Russia moved to cut off the pipeline route that had carried Kazakh crude into Germany, saying the flows would be diverted to other paths beginning May 1. The decision ended the current export channel through the Druzhba system and underscored how much leverage Moscow still held over a supply line that Europe had treated as a workaround.
The volume at stake was not trivial. Kazakhstan sent about 2.146 million metric tons of oil to Germany through Druzhba in 2025, or roughly 43,000 barrels a day. That flow rose sharply from the year before and remained an important source of crude in the first quarter of 2026. For Germany, the issue was not only the nationality of the oil but the route it took.
The practical pressure landed on PCK Schwedt, the refinery east of Berlin that serves as one of Germany’s key fuel hubs and supplies transport demand across the Berlin-Brandenburg region. A full halt to the Druzhba route would remove a meaningful share of the refinery’s crude intake. German officials have said alternative supply options exist and that fuel security was not immediately threatened, but the change still exposed a basic weakness in Europe’s energy reordering: the barrels may be Kazakh, yet the transit corridor remains controlled by Russia.

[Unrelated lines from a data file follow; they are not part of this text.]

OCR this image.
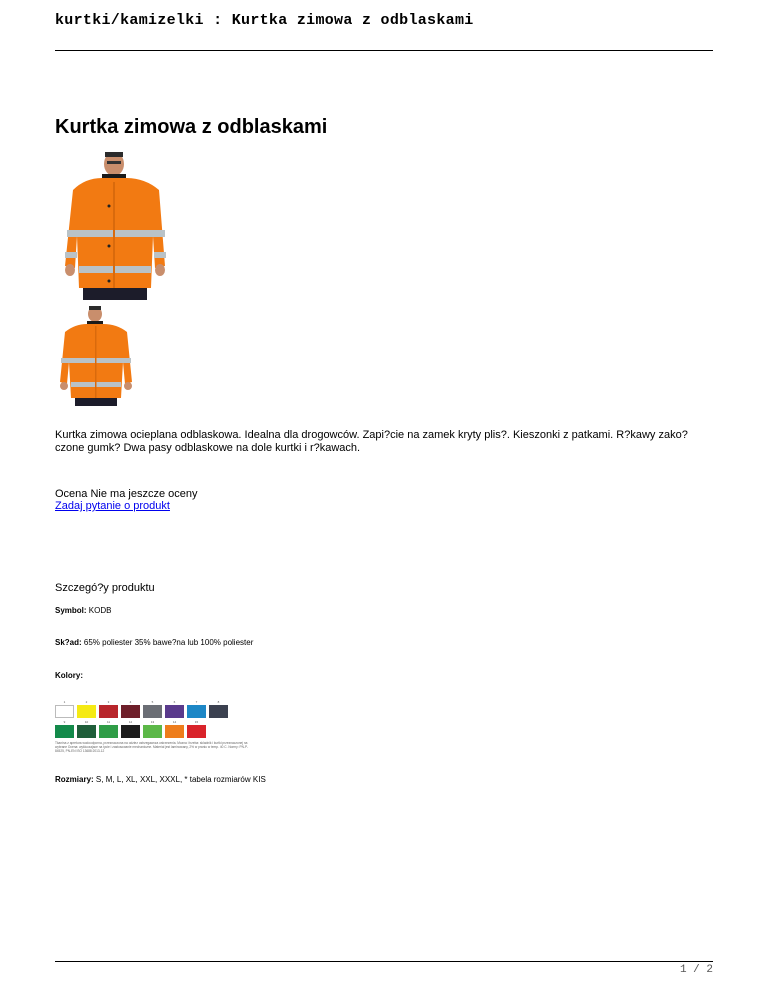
kurtki/kamizelki : Kurtka zimowa z odblaskami
Kurtka zimowa z odblaskami
Kurtka zimowa ocieplana odblaskowa. Idealna dla drogowców. Zapi?cie na zamek kryty plis?. Kieszonki z patkami. R?kawy zako?czone gumk? Dwa pasy odblaskowe na dole kurtki i r?kawach.
Ocena Nie ma jeszcze oceny
Zadaj pytanie o produkt
Szczegó?y produktu
Symbol: KODB
Sk?ad: 65% poliester 35% bawe?na lub 100% poliester
Kolory:
1	2	3	4	5	6	7	8
9	10	11	12	13	14	15
Tkanina z apretura wodoodporna, przeznaczona na odziez ostrzegawcza ostrzezenia. Mozna i trzeba: skladnik i kurtki przeznaczonej na wybrane Ocena: wykluczajace na tycie i zastosowanie mechaniczne. Material jest laminowany, 2% w praniu w temp. 40 C. Normy: PN-P-84525, PN-EN ISO 13688:2013-12
Rozmiary: S, M, L, XL, XXL, XXXL, * tabela rozmiarów KIS
1 / 2
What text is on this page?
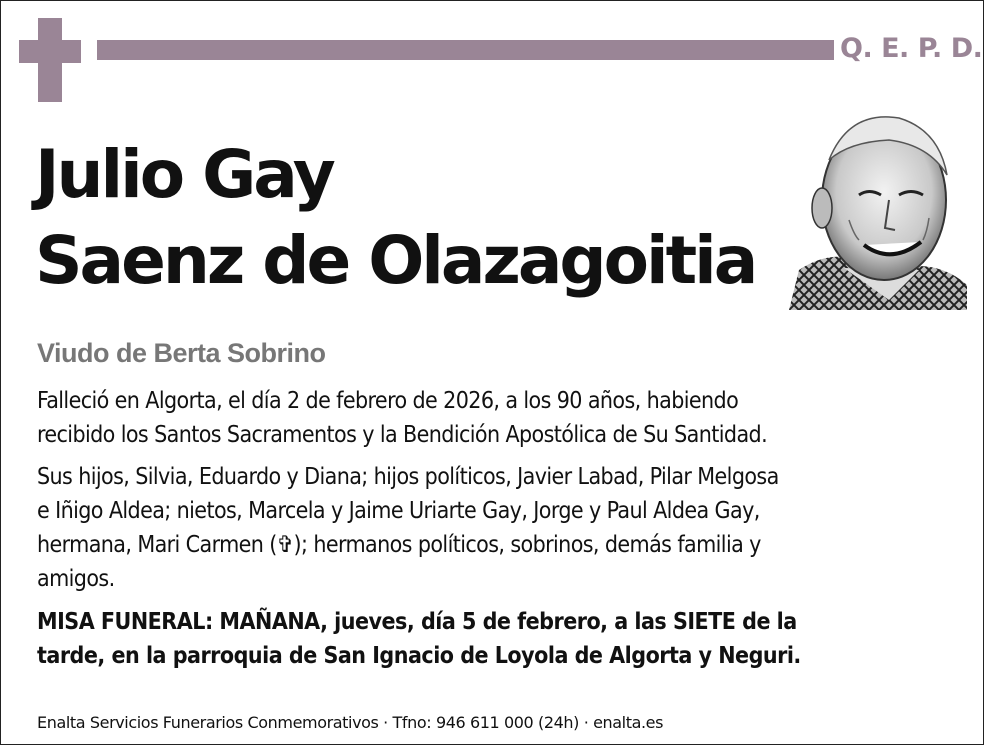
Q. E. P. D.
Julio Gay
Saenz de Olazagoitia
Viudo de Berta Sobrino
Falleció en Algorta, el día 2 de febrero de 2026, a los 90 años, habiendo
recibido los Santos Sacramentos y la Bendición Apostólica de Su Santidad.
Sus hijos, Silvia, Eduardo y Diana; hijos políticos, Javier Labad, Pilar Melgosa
e Iñigo Aldea; nietos, Marcela y Jaime Uriarte Gay, Jorge y Paul Aldea Gay,
hermana, Mari Carmen (✞); hermanos políticos, sobrinos, demás familia y
amigos.
MISA FUNERAL: MAÑANA, jueves, día 5 de febrero, a las SIETE de la
tarde, en la parroquia de San Ignacio de Loyola de Algorta y Neguri.
Enalta Servicios Funerarios Conmemorativos · Tfno: 946 611 000 (24h) · enalta.es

That dependence matters because Germany spent years trying to rebuild its energy system after the Ukraine war upended its reliance on Russian crude. Kazakhstan emerged as an important substitute source, and the Druzhba pipeline offered a familiar piece of infrastructure at a moment when Europe was trying to stabilize refineries and protect consumers from fresh shocks. Moscow’s latest move showed that diversification through Russian territory still came with a political risk premium.
The timing also fit a wider geopolitical strain. The war in Ukraine continued to distort energy flows, while the Iran conflict had already pushed shipping and fuel costs higher across global markets. In that setting, Germany’s supply chain looked less like a solved problem than a managed exposure, and Europe’s unfinished energy security project once again ran into the hard limits of pipeline dependence.